Die Odyssee ging über viele Stationen, immer in Angst vor dem Entdeckt-Werden, immer verbunden mit dramatischen Erlebnissen für die Kinder. Etwa als der etwa zehnjährige Franz seine Mutter vor einem Selbstmord aus Verzweiflung bewahrte.

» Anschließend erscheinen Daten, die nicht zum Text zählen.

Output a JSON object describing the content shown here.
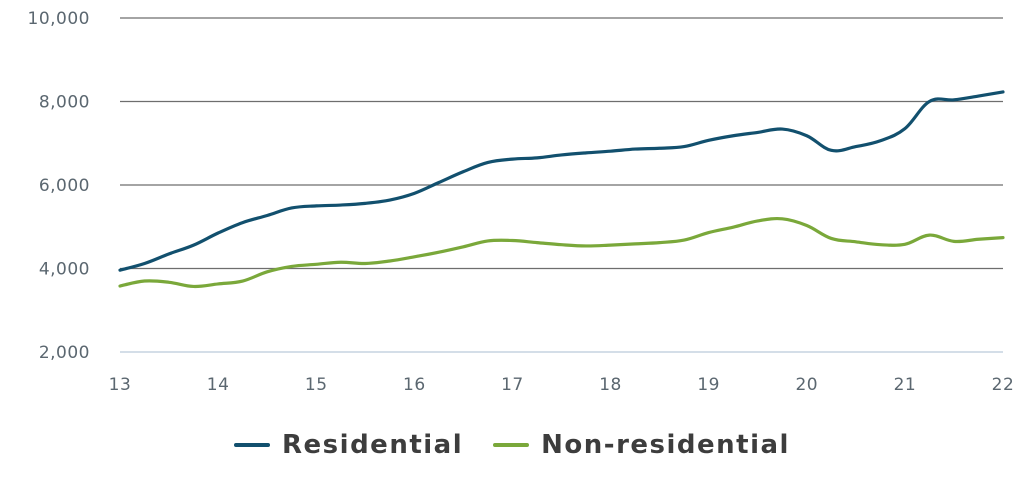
{
  "chart_data": {
    "type": "line",
    "title": "",
    "xlabel": "",
    "ylabel": "",
    "ylim": [
      2000,
      10000
    ],
    "xlim": [
      13,
      22
    ],
    "y_ticks": [
      "2,000",
      "4,000",
      "6,000",
      "8,000",
      "10,000"
    ],
    "y_tick_values": [
      2000,
      4000,
      6000,
      8000,
      10000
    ],
    "x_ticks": [
      "13",
      "14",
      "15",
      "16",
      "17",
      "18",
      "19",
      "20",
      "21",
      "22"
    ],
    "x_tick_values": [
      13,
      14,
      15,
      16,
      17,
      18,
      19,
      20,
      21,
      22
    ],
    "grid": "horizontal",
    "legend_position": "bottom",
    "series": [
      {
        "name": "Residential",
        "color": "#12506e",
        "x": [
          13,
          13.25,
          13.5,
          13.75,
          14,
          14.25,
          14.5,
          14.75,
          15,
          15.25,
          15.5,
          15.75,
          16,
          16.25,
          16.5,
          16.75,
          17,
          17.25,
          17.5,
          17.75,
          18,
          18.25,
          18.5,
          18.75,
          19,
          19.25,
          19.5,
          19.75,
          20,
          20.25,
          20.5,
          20.75,
          21,
          21.25,
          21.5,
          21.75,
          22
        ],
        "y": [
          3960,
          4120,
          4350,
          4560,
          4850,
          5100,
          5270,
          5450,
          5500,
          5520,
          5560,
          5640,
          5800,
          6060,
          6320,
          6540,
          6620,
          6650,
          6720,
          6770,
          6810,
          6860,
          6880,
          6920,
          7070,
          7180,
          7260,
          7340,
          7180,
          6830,
          6920,
          7060,
          7350,
          8000,
          8040,
          8130,
          8230
        ]
      },
      {
        "name": "Non-residential",
        "color": "#7aa83a",
        "x": [
          13,
          13.25,
          13.5,
          13.75,
          14,
          14.25,
          14.5,
          14.75,
          15,
          15.25,
          15.5,
          15.75,
          16,
          16.25,
          16.5,
          16.75,
          17,
          17.25,
          17.5,
          17.75,
          18,
          18.25,
          18.5,
          18.75,
          19,
          19.25,
          19.5,
          19.75,
          20,
          20.25,
          20.5,
          20.75,
          21,
          21.25,
          21.5,
          21.75,
          22
        ],
        "y": [
          3580,
          3700,
          3670,
          3570,
          3630,
          3700,
          3920,
          4050,
          4100,
          4150,
          4120,
          4180,
          4280,
          4390,
          4520,
          4660,
          4670,
          4620,
          4570,
          4540,
          4560,
          4590,
          4620,
          4680,
          4860,
          4990,
          5140,
          5190,
          5030,
          4720,
          4640,
          4570,
          4580,
          4800,
          4650,
          4700,
          4740
        ]
      }
    ]
  }
}
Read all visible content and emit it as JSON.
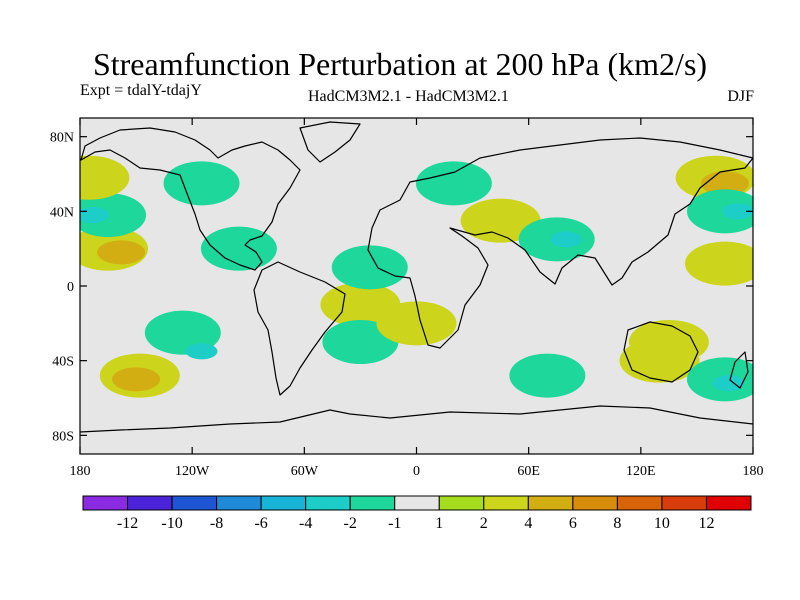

Es gab einige „Stille Helfer“, die entweder tatkräftig unterstützten oder die Familie nicht meldeten. Vier von ihnen wurden von der israelischen Gedenkstätte Yad Vashem in Jerusalem zu „Gerechten unter den Völkern ernannt. Genau solche Sillen Helfer, für die es seit 2008 in Berlin eine Gedenkstätte gibt, waren und sind Ansporn für das Ehepaar, ihre Geschichte immer wieder zu erzählen. „Es geht darum, dass man Menschen in Not helfen muss“, sagt Petra Michalski, Mitmenschlichkeit zu zeigen.
Damit schloss sich der Bogen zum Beginn der besonderen Geschichtsstunde, die Lehrer Hermann Roppelt initiiert und mit Unterstützung der Schulleiterin Nicole Schmitt und Wernecks Bürgermeisterin Edeltraud Baumgartl organisiert hatte. Denn zu Beginn hatten die Schüler einen Film aus einem eigenen Musical-Projekt gesehen, in dem mit eindrücklichen Bildern, Geräuschen und Texten das Thema Flüchtlinge dargestellt wurde. Die Parallelen von heute zum damals, von heute brennenden Asylunterkünften zum damaligen Holocaust, wurden deutlich. „Die Schüler sollen Kompetenzen erlangen, extreme und radikale Bestrebungen zu erkennen, ihnen entgegen zu wirken und so zu handeln, dass ‚so etwas‘ nicht mehr geschieht“, ist der Wunsch des Lehrers und der Schule.